7. You have to plan and commit to the plan.

Derby is demanding. Practices twice a week. League obligations and volunteer time. Playing derby and running a business requires my village. It requires careful planning and communication with my husband so we have clear parenting expectations and carefully divided responsibilities. It requires that everyone on my team at ILLUME is in front of, and owning, their work and responsibilities. It requires that I plan it all out. Conferences, work trips, practices, my daughter’s days off of school, girl scouts, soccer, vacations. I schedule out and work around my husband’s work trip – even my business partner’s work trips and vacations.

8. It takes a village.

Derby wouldn’t happen if people were only focused on their personal success. The derby empire has been built by women who watch each other’s kids on practice nights, who carpool, who pick up dues for others who can’t swing the payments in a given month. We all have to be cared for to do great things. Business is no different. At ILLUME, I need to have my team’s back and they need to have mine. We pull-in (to use Laura’s language) on other people’s projects when it is needed, we work late when it has to happen, and when things hit the fan for someone personally, or they simply need a break, we step up. You don’t ask questions, you just step up. This what it means to be a part of a village.

9. You will feel free.

I have always focused on excelling in response to other people’s expectations. But with derby, you have to let go of all of that. If you’re not having fun, it’s just too hard. It’s too much work. I realized quickly that if I didn’t laugh off my mistakes or relish the feeling of skating fast and hard (vs. worrying about how fast I am skating), I would trip up.

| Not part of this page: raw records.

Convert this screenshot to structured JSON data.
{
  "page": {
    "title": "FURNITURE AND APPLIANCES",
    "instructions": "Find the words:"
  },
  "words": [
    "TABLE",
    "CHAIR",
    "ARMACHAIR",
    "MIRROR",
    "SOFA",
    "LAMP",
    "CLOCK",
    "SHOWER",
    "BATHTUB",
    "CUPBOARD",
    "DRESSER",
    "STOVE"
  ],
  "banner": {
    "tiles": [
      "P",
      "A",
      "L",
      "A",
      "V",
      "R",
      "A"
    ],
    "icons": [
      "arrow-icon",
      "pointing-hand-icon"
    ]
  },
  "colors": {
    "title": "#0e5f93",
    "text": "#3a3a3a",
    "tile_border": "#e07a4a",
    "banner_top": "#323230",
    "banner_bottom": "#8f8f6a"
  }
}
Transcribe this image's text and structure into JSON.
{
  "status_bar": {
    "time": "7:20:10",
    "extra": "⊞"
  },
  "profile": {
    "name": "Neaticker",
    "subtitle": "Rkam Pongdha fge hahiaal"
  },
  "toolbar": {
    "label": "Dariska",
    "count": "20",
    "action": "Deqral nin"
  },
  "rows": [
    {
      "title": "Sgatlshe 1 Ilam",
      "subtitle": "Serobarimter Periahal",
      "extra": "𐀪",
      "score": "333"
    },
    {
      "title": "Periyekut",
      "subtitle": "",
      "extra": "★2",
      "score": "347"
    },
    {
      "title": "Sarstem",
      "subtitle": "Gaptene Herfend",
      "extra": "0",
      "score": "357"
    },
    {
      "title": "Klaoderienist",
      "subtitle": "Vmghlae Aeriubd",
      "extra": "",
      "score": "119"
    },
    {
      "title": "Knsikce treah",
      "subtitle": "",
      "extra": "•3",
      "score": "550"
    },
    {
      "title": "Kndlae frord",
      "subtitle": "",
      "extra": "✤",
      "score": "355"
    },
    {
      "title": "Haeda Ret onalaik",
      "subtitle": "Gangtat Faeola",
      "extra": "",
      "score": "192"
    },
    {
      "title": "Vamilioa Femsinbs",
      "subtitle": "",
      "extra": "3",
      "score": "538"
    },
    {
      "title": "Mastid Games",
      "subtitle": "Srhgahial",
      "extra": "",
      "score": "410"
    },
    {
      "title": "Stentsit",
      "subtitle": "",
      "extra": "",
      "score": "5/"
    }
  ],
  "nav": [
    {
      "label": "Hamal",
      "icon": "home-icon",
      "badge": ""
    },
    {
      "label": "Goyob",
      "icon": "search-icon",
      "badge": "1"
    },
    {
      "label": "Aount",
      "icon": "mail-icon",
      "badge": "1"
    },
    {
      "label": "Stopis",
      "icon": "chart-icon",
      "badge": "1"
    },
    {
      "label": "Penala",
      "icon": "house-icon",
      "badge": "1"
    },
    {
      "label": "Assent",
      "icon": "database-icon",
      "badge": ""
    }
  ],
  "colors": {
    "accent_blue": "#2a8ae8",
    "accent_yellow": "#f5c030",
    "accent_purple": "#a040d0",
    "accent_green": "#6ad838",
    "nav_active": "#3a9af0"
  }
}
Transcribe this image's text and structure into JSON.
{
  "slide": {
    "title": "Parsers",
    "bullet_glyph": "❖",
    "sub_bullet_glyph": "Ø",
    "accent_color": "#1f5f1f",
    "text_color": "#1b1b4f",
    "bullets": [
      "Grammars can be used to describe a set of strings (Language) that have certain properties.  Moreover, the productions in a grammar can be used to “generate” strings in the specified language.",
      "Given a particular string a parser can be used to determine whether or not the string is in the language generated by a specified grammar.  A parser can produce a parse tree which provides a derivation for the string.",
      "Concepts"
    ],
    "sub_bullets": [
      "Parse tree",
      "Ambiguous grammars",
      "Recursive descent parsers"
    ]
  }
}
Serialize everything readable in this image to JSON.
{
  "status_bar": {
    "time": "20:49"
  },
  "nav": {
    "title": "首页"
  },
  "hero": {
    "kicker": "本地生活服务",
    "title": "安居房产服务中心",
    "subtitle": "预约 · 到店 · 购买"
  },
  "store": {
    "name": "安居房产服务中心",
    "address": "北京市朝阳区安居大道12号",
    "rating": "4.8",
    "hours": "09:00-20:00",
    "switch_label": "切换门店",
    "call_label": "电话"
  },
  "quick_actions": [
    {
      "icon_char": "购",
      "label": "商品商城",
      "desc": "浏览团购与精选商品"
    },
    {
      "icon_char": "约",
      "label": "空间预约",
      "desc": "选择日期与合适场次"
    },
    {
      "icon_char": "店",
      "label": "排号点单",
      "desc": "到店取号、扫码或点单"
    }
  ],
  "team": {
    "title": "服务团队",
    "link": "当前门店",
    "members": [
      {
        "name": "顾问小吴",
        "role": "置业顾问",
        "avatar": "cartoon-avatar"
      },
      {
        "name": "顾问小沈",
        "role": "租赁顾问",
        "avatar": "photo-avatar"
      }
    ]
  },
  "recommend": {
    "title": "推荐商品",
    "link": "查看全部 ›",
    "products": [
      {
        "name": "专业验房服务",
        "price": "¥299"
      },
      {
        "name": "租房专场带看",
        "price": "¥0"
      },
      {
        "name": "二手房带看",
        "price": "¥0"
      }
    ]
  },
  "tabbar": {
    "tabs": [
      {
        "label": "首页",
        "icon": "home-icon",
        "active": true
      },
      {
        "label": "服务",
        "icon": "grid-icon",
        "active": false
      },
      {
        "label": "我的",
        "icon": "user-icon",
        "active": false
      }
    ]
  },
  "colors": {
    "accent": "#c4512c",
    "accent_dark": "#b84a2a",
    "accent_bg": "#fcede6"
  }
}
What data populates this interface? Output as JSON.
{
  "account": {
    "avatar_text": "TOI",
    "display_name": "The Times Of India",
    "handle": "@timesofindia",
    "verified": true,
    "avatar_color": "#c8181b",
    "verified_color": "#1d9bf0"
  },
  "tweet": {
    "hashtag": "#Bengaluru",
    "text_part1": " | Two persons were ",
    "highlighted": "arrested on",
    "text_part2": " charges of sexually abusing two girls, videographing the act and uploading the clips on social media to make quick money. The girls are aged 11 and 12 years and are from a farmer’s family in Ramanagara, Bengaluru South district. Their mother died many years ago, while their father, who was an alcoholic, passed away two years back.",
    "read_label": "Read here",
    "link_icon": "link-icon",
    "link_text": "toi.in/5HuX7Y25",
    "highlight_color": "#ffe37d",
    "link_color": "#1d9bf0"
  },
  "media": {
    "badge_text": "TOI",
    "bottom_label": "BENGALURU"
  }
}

No one expects you to play derby. Just like no one expects a woman in her mid-30s with a great job to start a company in a male-dominated industry full of well-established firms. No one. But when you do it for your own reasons, you begin to feel limitless. You feel open and honest and vulnerable, and you’ll never feel more free. Like that peaceful state of bliss when you roller skate super fast and everything goes silent. You know that feeling? It’s like that.